22 fevereiro 2006

No Satisfaction

O primeiro surpreende. Você pergunta: “será?”. Daí vem o segundo, e você, menos assustado, resigna-se com a companhia temporária. O terceiro e o quarto são normais, aguardados. Se você prestar atenção demais, acaba se irritando. Não adianta querer calcular o espaço entre eles. Às vezes, ficam presos na garganta durante intermináveis segundos.

Soluçar é uma das atividades mais frustrantes da vida de um homem. Não sei nem se chamaria de atividade, já que é mais como um ataque, uma experiência de pane corporal, de doença incurável. É a realização do medo, pois não temos absolutamente nenhum controle sobre aquilo, não sabemos quando vai parar ou porque começou.

Enquanto dura o soluço, não somos donos de nós mesmos. Perdemos o controle. Apesar de todas as mandingas e crenças populares, quicamos a esmo, satisfazendo os desejos de uma força oculta. Somos bonecos do destino, se você acredita nele. Logicamente, o soluço vem em intervalos irregulares, não haveria de ser previsível, o danado.

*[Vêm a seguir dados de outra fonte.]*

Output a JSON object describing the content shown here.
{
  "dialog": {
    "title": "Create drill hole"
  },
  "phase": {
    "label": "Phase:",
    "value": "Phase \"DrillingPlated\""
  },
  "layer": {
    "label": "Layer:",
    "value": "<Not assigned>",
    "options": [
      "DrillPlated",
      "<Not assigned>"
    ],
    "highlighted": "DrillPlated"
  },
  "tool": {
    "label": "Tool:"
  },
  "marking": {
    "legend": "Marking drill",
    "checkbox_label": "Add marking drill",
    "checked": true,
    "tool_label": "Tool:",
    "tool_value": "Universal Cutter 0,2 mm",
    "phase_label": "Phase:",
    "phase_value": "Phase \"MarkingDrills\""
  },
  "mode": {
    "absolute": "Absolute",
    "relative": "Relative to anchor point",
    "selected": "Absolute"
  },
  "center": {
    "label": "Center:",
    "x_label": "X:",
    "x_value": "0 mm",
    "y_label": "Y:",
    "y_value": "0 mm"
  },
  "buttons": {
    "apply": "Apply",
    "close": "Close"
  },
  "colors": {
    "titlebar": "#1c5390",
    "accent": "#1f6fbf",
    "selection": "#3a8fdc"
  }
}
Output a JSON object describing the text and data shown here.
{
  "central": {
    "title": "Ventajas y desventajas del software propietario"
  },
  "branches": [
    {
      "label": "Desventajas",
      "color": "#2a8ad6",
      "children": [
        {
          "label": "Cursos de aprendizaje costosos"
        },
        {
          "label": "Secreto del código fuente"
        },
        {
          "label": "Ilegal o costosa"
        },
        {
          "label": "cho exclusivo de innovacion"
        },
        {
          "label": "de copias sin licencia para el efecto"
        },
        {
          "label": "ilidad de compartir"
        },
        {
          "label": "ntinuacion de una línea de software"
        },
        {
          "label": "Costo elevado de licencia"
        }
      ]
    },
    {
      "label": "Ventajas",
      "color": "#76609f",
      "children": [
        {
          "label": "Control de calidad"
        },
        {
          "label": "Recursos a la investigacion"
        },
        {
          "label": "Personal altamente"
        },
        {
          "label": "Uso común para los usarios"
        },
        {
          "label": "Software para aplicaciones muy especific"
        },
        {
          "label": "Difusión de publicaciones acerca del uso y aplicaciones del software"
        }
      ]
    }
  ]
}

Não conheço explicações científicas sobre isso. Mas também, como estudar algo que não sabemos quando vai acontecer? Pode ser em casa, vendo TV, ou no trabalho, digitando aquele relatório urgente. Pode ser no boteco, com seus amigos, ou no almoço de domingo em que você está conhecendo sua sogra. Pode ser no trânsito, ou até no confessionário da sua igreja. Por que não?

As coisas ruins coisas da vida vêm mesmo sem aviso. Uma traição. Um acidente de carro. Sua namorada terminar com você (mas tinha que soluçar logo com a comida da mãe dela?). São situações que te dominam e depois de abandonam. Igualzinho os soluços.

Como pra soluço não há solução, proponho uma saída: da próxima vez que receber esta visita inevitável, não se sinta mal. Pare tudo que está fazendo e fique a pensar na vida. Qualquer coisa. Relaxe, respire, abstraia. Faça uma pausa no seu dia. Aproveite estes momentos em que seu corpo, de certa forma, vem te visitar.

***

Fiz esta crônica para aula de Oficina Avançada de Narrativas.

2 comentários:

Asgardiano disse...

eu gosto de soluçar.
ainda fico com a boca aberta pra ele sair alto :D

Gabriel disse...

Heheuahuehaueha
Você é o primeiro que eu conheço que gosta, JB.